RDBE: Reasoning Distillation-Based Evaluation Enhances Automatic Essay Scoring
Ali Ghiasvand Mohammadkhani
TL;DR
The paper addresses the lack of interpretability in automatic essay scoring by introducing Reasoning Distillation-Based Evaluation (RDBE), a two-step framework that first uses a large language model to generate rationales for scores and then distills this reasoning into a smaller backbone model. By training on reasoning-based outputs derived from the DREsS_New dataset, RDBE delivers both interpretable evaluations and improved scoring performance, achieving state-of-the-art results measured by the quadratic weighted kappa ($QWK$). The approach demonstrates that incorporating reasoning and interpretation during training enhances the reliability of AES while enabling efficient deployment on edge devices using compact models like LongT5-Base. The work suggests broad applicability to other long-form evaluation tasks and highlights the importance of data quality in synthetic reasoning generation as a key area for future improvement.
Abstract
Recently, various encoder-only and encoder-decoder pre-trained models like BERT and T5 have been applied to automatic essay scoring (AES) as small language models.
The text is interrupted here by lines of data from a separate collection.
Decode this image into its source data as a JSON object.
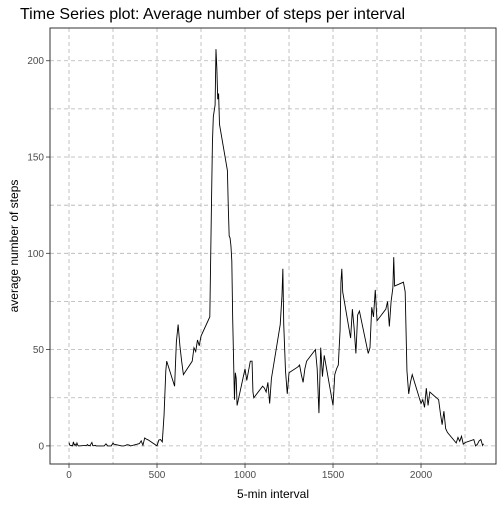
{
  "chart_data": {
    "type": "line",
    "title": "Time Series plot: Average number of steps per interval",
    "x_label": "5-min interval",
    "y_label": "average number of steps",
    "color": "#000000",
    "grid": true,
    "xlim": [
      -108,
      2426
    ],
    "ylim": [
      -9.4,
      217
    ],
    "xticks": [
      0,
      500,
      1000,
      1500,
      2000
    ],
    "yticks": [
      0,
      50,
      100,
      150,
      200
    ],
    "x_minor_ticks": [
      250,
      750,
      1250,
      1750,
      2250
    ],
    "y_minor_ticks": [
      25,
      75,
      125,
      175
    ],
    "x": [
      0,
      5,
      10,
      15,
      20,
      25,
      30,
      35,
      40,
      45,
      50,
      55,
      100,
      105,
      110,
      115,
      120,
      125,
      130,
      135,
      140,
      150,
      155,
      200,
      210,
      220,
      230,
      240,
      250,
      255,
      300,
      310,
      320,
      330,
      340,
      350,
      400,
      410,
      420,
      430,
      440,
      450,
      500,
      510,
      520,
      530,
      540,
      550,
      555,
      600,
      610,
      620,
      630,
      640,
      650,
      700,
      710,
      720,
      730,
      740,
      750,
      800,
      810,
      815,
      820,
      830,
      835,
      840,
      845,
      850,
      855,
      900,
      905,
      910,
      915,
      920,
      925,
      930,
      935,
      940,
      945,
      950,
      955,
      1000,
      1010,
      1020,
      1030,
      1040,
      1045,
      1050,
      1100,
      1110,
      1120,
      1130,
      1140,
      1150,
      1200,
      1210,
      1215,
      1220,
      1230,
      1240,
      1250,
      1300,
      1310,
      1320,
      1330,
      1340,
      1350,
      1400,
      1410,
      1420,
      1430,
      1440,
      1450,
      1500,
      1510,
      1520,
      1530,
      1540,
      1545,
      1550,
      1555,
      1600,
      1610,
      1620,
      1630,
      1640,
      1650,
      1700,
      1710,
      1720,
      1730,
      1740,
      1750,
      1800,
      1810,
      1820,
      1830,
      1840,
      1845,
      1850,
      1900,
      1910,
      1920,
      1930,
      1940,
      1950,
      2000,
      2010,
      2020,
      2030,
      2040,
      2050,
      2100,
      2110,
      2120,
      2130,
      2140,
      2150,
      2200,
      2210,
      2220,
      2230,
      2240,
      2250,
      2300,
      2310,
      2320,
      2330,
      2340,
      2350,
      2355
    ],
    "values": [
      1.7,
      0.3,
      0.1,
      0.2,
      0,
      2.1,
      0.5,
      0.9,
      0,
      1.5,
      0.3,
      0,
      0.3,
      0.7,
      0.2,
      0.3,
      0,
      1.1,
      1.8,
      0.2,
      0.1,
      0.3,
      0,
      0,
      1.1,
      0,
      0,
      0,
      1.5,
      0.9,
      0,
      0,
      0.2,
      0.6,
      0.5,
      0,
      1.2,
      2.6,
      0.3,
      4.1,
      3.5,
      3.1,
      0,
      3.0,
      3.3,
      2.1,
      16,
      39,
      44,
      31,
      54,
      63,
      52,
      44,
      37,
      44,
      51,
      49,
      55,
      52,
      57,
      67,
      129,
      158,
      171,
      177,
      206,
      196,
      180,
      183,
      167,
      143,
      124,
      109,
      108,
      104,
      96,
      66,
      45,
      24,
      38,
      35,
      21,
      40,
      34,
      39,
      44,
      44,
      28,
      25,
      31,
      30,
      28,
      33,
      22,
      35,
      63,
      78,
      92,
      63,
      39,
      27,
      38,
      41,
      42,
      37,
      33,
      40,
      44,
      50,
      40,
      17,
      51,
      36,
      47,
      21,
      37,
      40,
      42,
      60,
      85,
      92,
      80,
      56,
      71,
      61,
      48,
      68,
      70,
      48,
      51,
      72,
      67,
      81,
      65,
      71,
      75,
      62,
      75,
      82,
      98,
      83,
      85,
      80,
      39,
      27,
      33,
      37,
      22,
      24,
      20,
      30,
      21,
      28,
      24,
      17,
      11,
      18,
      9,
      7,
      1.5,
      4.4,
      2.4,
      5,
      0.9,
      1.7,
      3.3,
      0,
      0.8,
      2.6,
      3.3,
      0.2,
      1.1
    ]
  }
}
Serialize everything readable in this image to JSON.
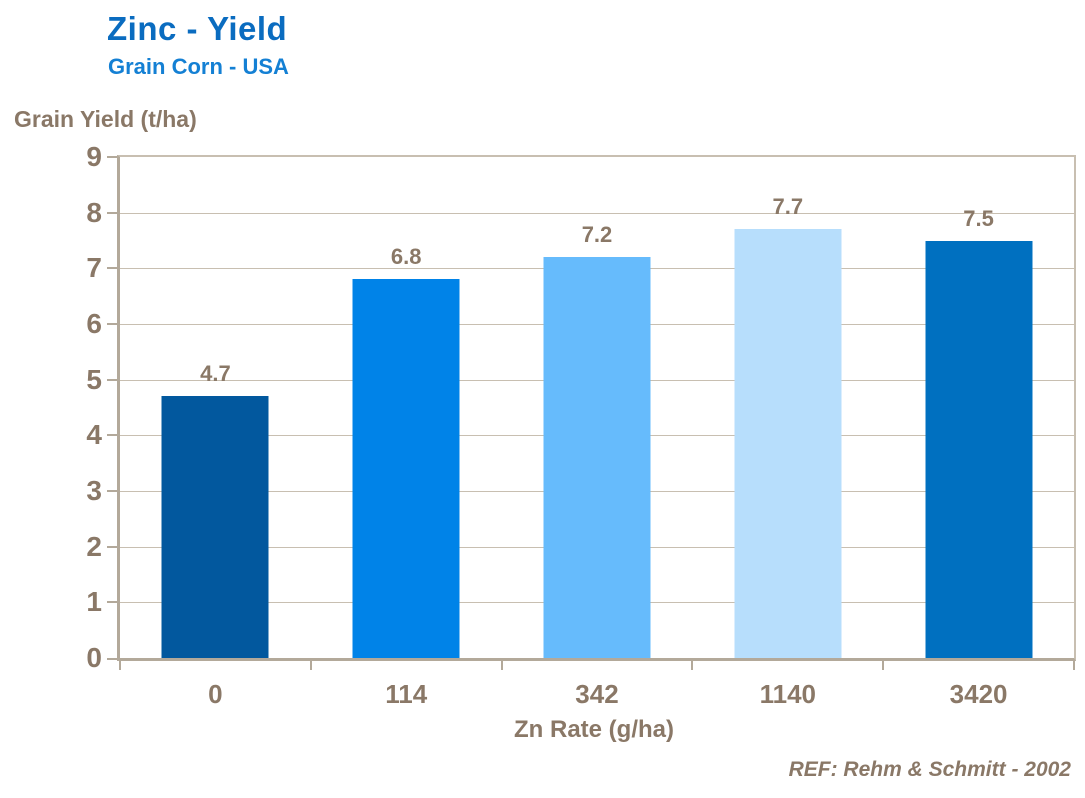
{
  "chart_data": {
    "type": "bar",
    "title": "Zinc - Yield",
    "subtitle": "Grain Corn - USA",
    "ylabel": "Grain Yield (t/ha)",
    "xlabel": "Zn Rate (g/ha)",
    "categories": [
      "0",
      "114",
      "342",
      "1140",
      "3420"
    ],
    "values": [
      4.7,
      6.8,
      7.2,
      7.7,
      7.5
    ],
    "value_labels": [
      "4.7",
      "6.8",
      "7.2",
      "7.7",
      "7.5"
    ],
    "bar_colors": [
      "#02589E",
      "#0083E8",
      "#66BBFC",
      "#B7DEFC",
      "#0070C0"
    ],
    "ylim": [
      0,
      9
    ],
    "yticks": [
      0,
      1,
      2,
      3,
      4,
      5,
      6,
      7,
      8,
      9
    ],
    "grid": "horizontal",
    "legend": "none",
    "reference": "REF: Rehm & Schmitt - 2002",
    "colors": {
      "title": "#0A6CC0",
      "subtitle": "#1480D4",
      "axis_text": "#8A7867",
      "axis_line": "#B3A99A",
      "gridline": "#C8BFB1",
      "background": "#FFFFFF"
    }
  }
}
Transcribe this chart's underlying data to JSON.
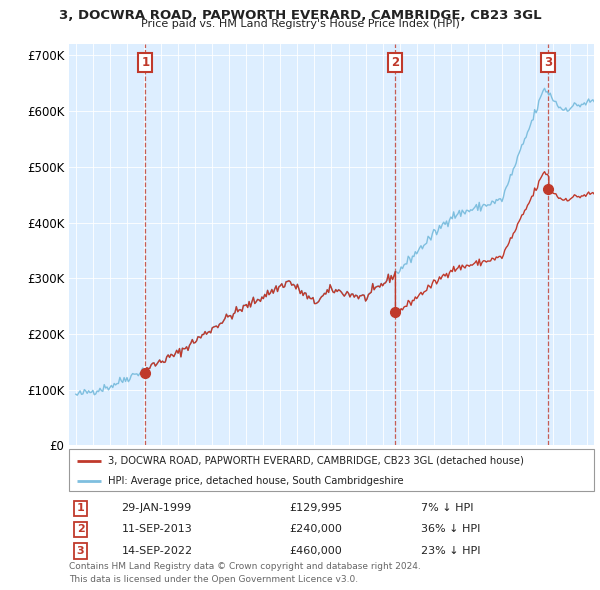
{
  "title": "3, DOCWRA ROAD, PAPWORTH EVERARD, CAMBRIDGE, CB23 3GL",
  "subtitle": "Price paid vs. HM Land Registry's House Price Index (HPI)",
  "legend_line1": "3, DOCWRA ROAD, PAPWORTH EVERARD, CAMBRIDGE, CB23 3GL (detached house)",
  "legend_line2": "HPI: Average price, detached house, South Cambridgeshire",
  "sales": [
    {
      "num": 1,
      "date_num": 1999.08,
      "price": 129995,
      "pct": "7% ↓ HPI"
    },
    {
      "num": 2,
      "date_num": 2013.71,
      "price": 240000,
      "pct": "36% ↓ HPI"
    },
    {
      "num": 3,
      "date_num": 2022.71,
      "price": 460000,
      "pct": "23% ↓ HPI"
    }
  ],
  "sale_dates_text": [
    "29-JAN-1999",
    "11-SEP-2013",
    "14-SEP-2022"
  ],
  "sale_prices_text": [
    "£129,995",
    "£240,000",
    "£460,000"
  ],
  "hpi_color": "#7fbfdf",
  "price_color": "#c0392b",
  "vline_color": "#c0392b",
  "plot_bg_color": "#ddeeff",
  "bg_color": "#ffffff",
  "grid_color": "#ffffff",
  "ylim": [
    0,
    720000
  ],
  "xlim_left": 1994.6,
  "xlim_right": 2025.4,
  "yticks": [
    0,
    100000,
    200000,
    300000,
    400000,
    500000,
    600000,
    700000
  ],
  "ytick_labels": [
    "£0",
    "£100K",
    "£200K",
    "£300K",
    "£400K",
    "£500K",
    "£600K",
    "£700K"
  ],
  "footer_line1": "Contains HM Land Registry data © Crown copyright and database right 2024.",
  "footer_line2": "This data is licensed under the Open Government Licence v3.0."
}
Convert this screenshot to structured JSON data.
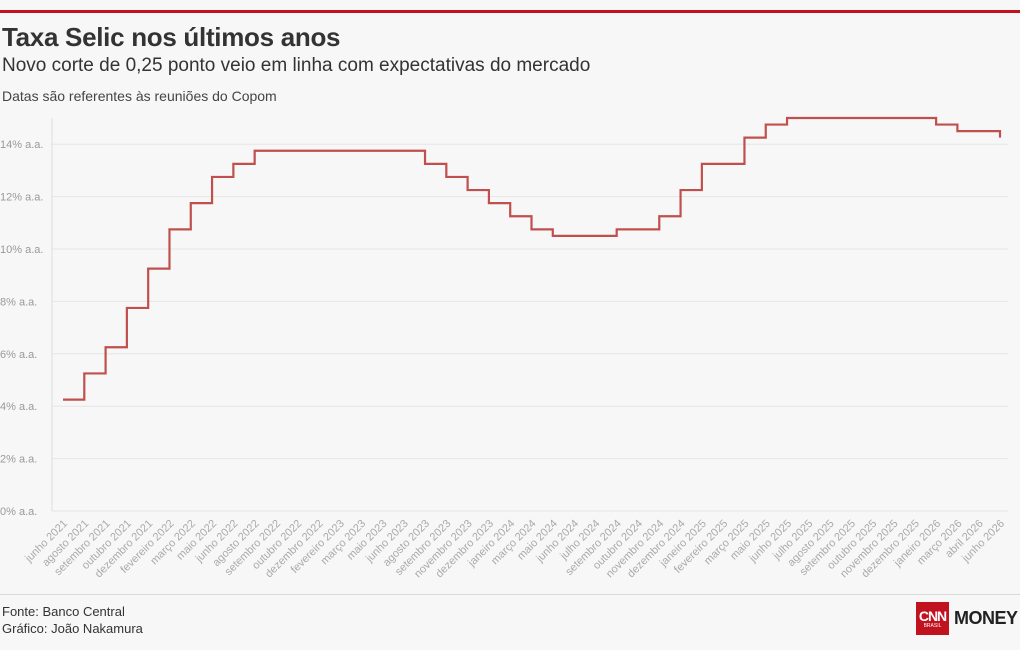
{
  "header": {
    "title": "Taxa Selic nos últimos anos",
    "subtitle": "Novo corte de 0,25 ponto veio em linha com expectativas do mercado",
    "note": "Datas são referentes às reuniões do Copom"
  },
  "footer": {
    "source": "Fonte: Banco Central",
    "credit": "Gráfico: João Nakamura"
  },
  "logo": {
    "brand": "CNN",
    "sub": "BRASIL",
    "section": "MONEY"
  },
  "colors": {
    "accent": "#c1121f",
    "line": "#c0504d",
    "grid": "#e6e6e6"
  },
  "chart_data": {
    "type": "line",
    "step": true,
    "xlabel": "",
    "ylabel": "",
    "ylim": [
      0,
      15
    ],
    "y_ticks": [
      {
        "value": 0,
        "label": "0% a.a."
      },
      {
        "value": 2,
        "label": "2% a.a."
      },
      {
        "value": 4,
        "label": "4% a.a."
      },
      {
        "value": 6,
        "label": "6% a.a."
      },
      {
        "value": 8,
        "label": "8% a.a."
      },
      {
        "value": 10,
        "label": "10% a.a."
      },
      {
        "value": 12,
        "label": "12% a.a."
      },
      {
        "value": 14,
        "label": "14% a.a."
      }
    ],
    "x_tick_labels": [
      "junho 2021",
      "agosto 2021",
      "setembro 2021",
      "outubro 2021",
      "dezembro 2021",
      "fevereiro 2022",
      "março 2022",
      "maio 2022",
      "junho 2022",
      "agosto 2022",
      "setembro 2022",
      "outubro 2022",
      "dezembro 2022",
      "fevereiro 2023",
      "março 2023",
      "maio 2023",
      "junho 2023",
      "agosto 2023",
      "setembro 2023",
      "novembro 2023",
      "dezembro 2023",
      "janeiro 2024",
      "março 2024",
      "maio 2024",
      "junho 2024",
      "julho 2024",
      "setembro 2024",
      "outubro 2024",
      "novembro 2024",
      "dezembro 2024",
      "janeiro 2025",
      "fevereiro 2025",
      "março 2025",
      "maio 2025",
      "junho 2025",
      "julho 2025",
      "agosto 2025",
      "setembro 2025",
      "outubro 2025",
      "novembro 2025",
      "dezembro 2025",
      "janeiro 2026",
      "março 2026",
      "abril 2026",
      "junho 2026"
    ],
    "series": [
      {
        "values": [
          4.25,
          5.25,
          6.25,
          7.75,
          9.25,
          10.75,
          11.75,
          12.75,
          13.25,
          13.75,
          13.75,
          13.75,
          13.75,
          13.75,
          13.75,
          13.75,
          13.75,
          13.25,
          12.75,
          12.25,
          11.75,
          11.25,
          10.75,
          10.5,
          10.5,
          10.5,
          10.75,
          10.75,
          11.25,
          12.25,
          13.25,
          13.25,
          14.25,
          14.75,
          15.0,
          15.0,
          15.0,
          15.0,
          15.0,
          15.0,
          15.0,
          14.75,
          14.5,
          14.5,
          14.25
        ]
      }
    ]
  }
}
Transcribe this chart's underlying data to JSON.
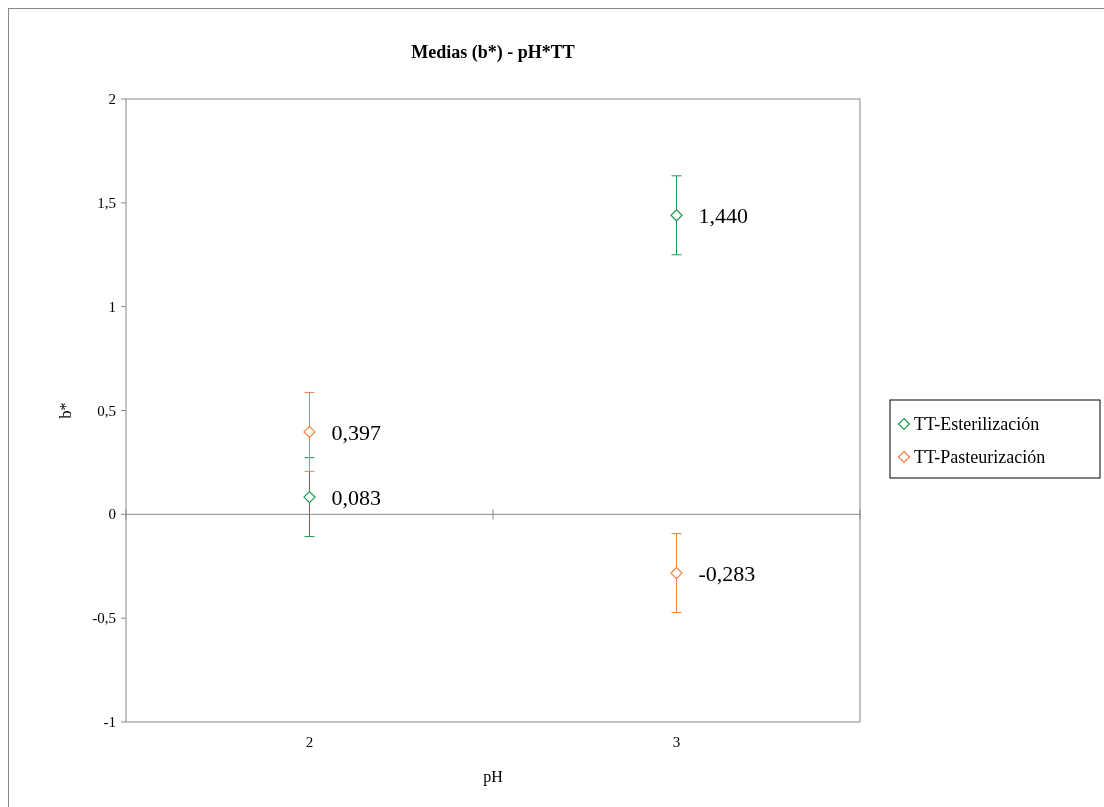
{
  "chart_data": {
    "type": "scatter",
    "title": "Medias (b*) - pH*TT",
    "xlabel": "pH",
    "ylabel": "b*",
    "categories": [
      "2",
      "3"
    ],
    "series": [
      {
        "name": "TT-Esterilización",
        "color": "#1e9a50",
        "values": [
          0.083,
          1.44
        ],
        "errors": [
          0.19,
          0.19
        ],
        "value_labels": [
          "0,083",
          "1,440"
        ]
      },
      {
        "name": "TT-Pasteurización",
        "color": "#f0813c",
        "values": [
          0.397,
          -0.283
        ],
        "errors": [
          0.19,
          0.19
        ],
        "value_labels": [
          "0,397",
          "-0,283"
        ]
      }
    ],
    "ylim": [
      -1,
      2
    ],
    "yticks": [
      {
        "value": -1,
        "label": "-1"
      },
      {
        "value": -0.5,
        "label": "-0,5"
      },
      {
        "value": 0,
        "label": "0"
      },
      {
        "value": 0.5,
        "label": "0,5"
      },
      {
        "value": 1,
        "label": "1"
      },
      {
        "value": 1.5,
        "label": "1,5"
      },
      {
        "value": 2,
        "label": "2"
      }
    ],
    "marker": "diamond",
    "legend": "right"
  }
}
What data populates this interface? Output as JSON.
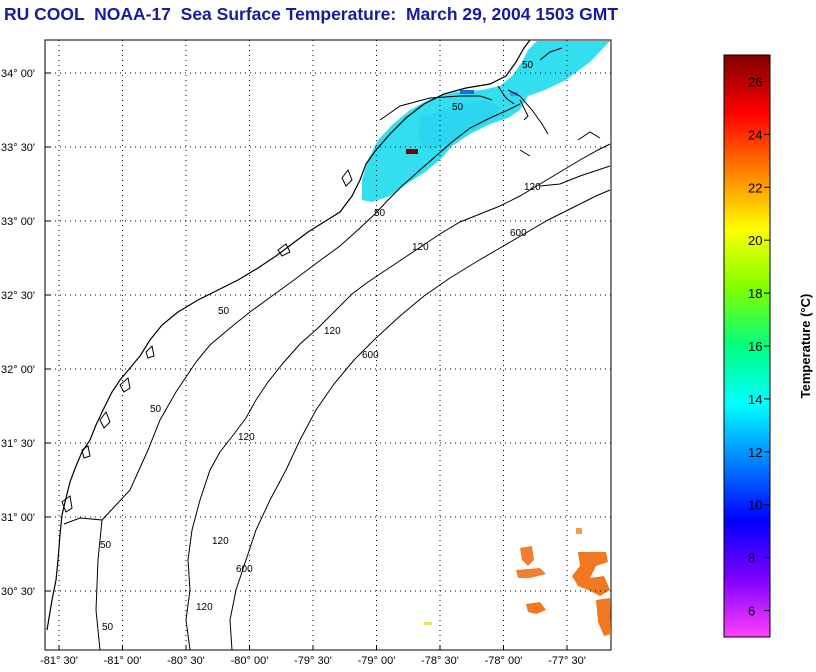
{
  "title": "RU COOL  NOAA-17  Sea Surface Temperature:  March 29, 2004 1503 GMT",
  "colors": {
    "title": "#1a1aa0",
    "ocean": "#ffffff",
    "grid": "#000000",
    "contour": "#000000"
  },
  "map": {
    "lat_ticks": [
      "34° 00'",
      "33° 30'",
      "33° 00'",
      "32° 30'",
      "32° 00'",
      "31° 30'",
      "31° 00'",
      "30° 30'"
    ],
    "lon_ticks": [
      "-81° 30'",
      "-81° 00'",
      "-80° 30'",
      "-80° 00'",
      "-79° 30'",
      "-79° 00'",
      "-78° 30'",
      "-78° 00'",
      "-77° 30'"
    ],
    "contour_labels": [
      {
        "text": "50",
        "kind": "isobath-50"
      },
      {
        "text": "50",
        "kind": "isobath-50"
      },
      {
        "text": "50",
        "kind": "isobath-50"
      },
      {
        "text": "50",
        "kind": "isobath-50"
      },
      {
        "text": "50",
        "kind": "isobath-50"
      },
      {
        "text": "50",
        "kind": "isobath-50"
      },
      {
        "text": "50",
        "kind": "isobath-50"
      },
      {
        "text": "120",
        "kind": "isobath-120"
      },
      {
        "text": "120",
        "kind": "isobath-120"
      },
      {
        "text": "120",
        "kind": "isobath-120"
      },
      {
        "text": "120",
        "kind": "isobath-120"
      },
      {
        "text": "120",
        "kind": "isobath-120"
      },
      {
        "text": "120",
        "kind": "isobath-120"
      },
      {
        "text": "600",
        "kind": "isobath-600"
      },
      {
        "text": "600",
        "kind": "isobath-600"
      },
      {
        "text": "600",
        "kind": "isobath-600"
      }
    ]
  },
  "colorbar": {
    "title": "Temperature (°C)",
    "min": 5,
    "max": 27,
    "ticks": [
      "6",
      "8",
      "10",
      "12",
      "14",
      "16",
      "18",
      "20",
      "22",
      "24",
      "26"
    ],
    "stops": [
      "#ff40ff",
      "#8000ff",
      "#0000ff",
      "#0080ff",
      "#00ffff",
      "#00ff80",
      "#80ff00",
      "#ffff00",
      "#ff8000",
      "#ff0000",
      "#800000"
    ]
  }
}
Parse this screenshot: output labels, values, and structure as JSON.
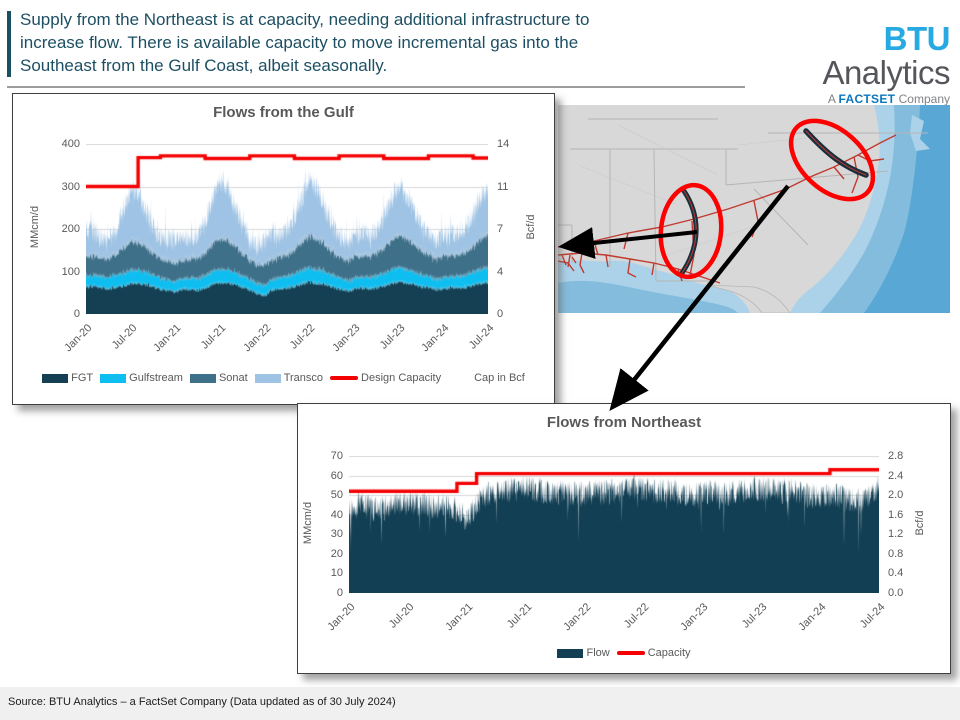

However, existing studies have primarily treated this task akin to a classification problem, focusing solely on outputting scores in the target text without offering interpretations for the generated scores. Departing from the approaches, we introduce Reasoning Distillation-Based Evaluation (RDBE), which integrates interpretability to elucidate the rationale behind model scores while enhancing performance through initial reasoning. This interpretive capability is acquired during training by leveraging generated reasoning from a large language model (LLM) to distill a small language model (SLM). Our experimental results demonstrate the efficacy of RDBE across all scoring rubrics considered in the dataset. RDBE outperforms both zero-shot LLM generation and generation from a baseline fine-tuned model, establishing itself as state-of-the-art in the corresponding dataset. This highlights its practical interpretative output and enhanced performance.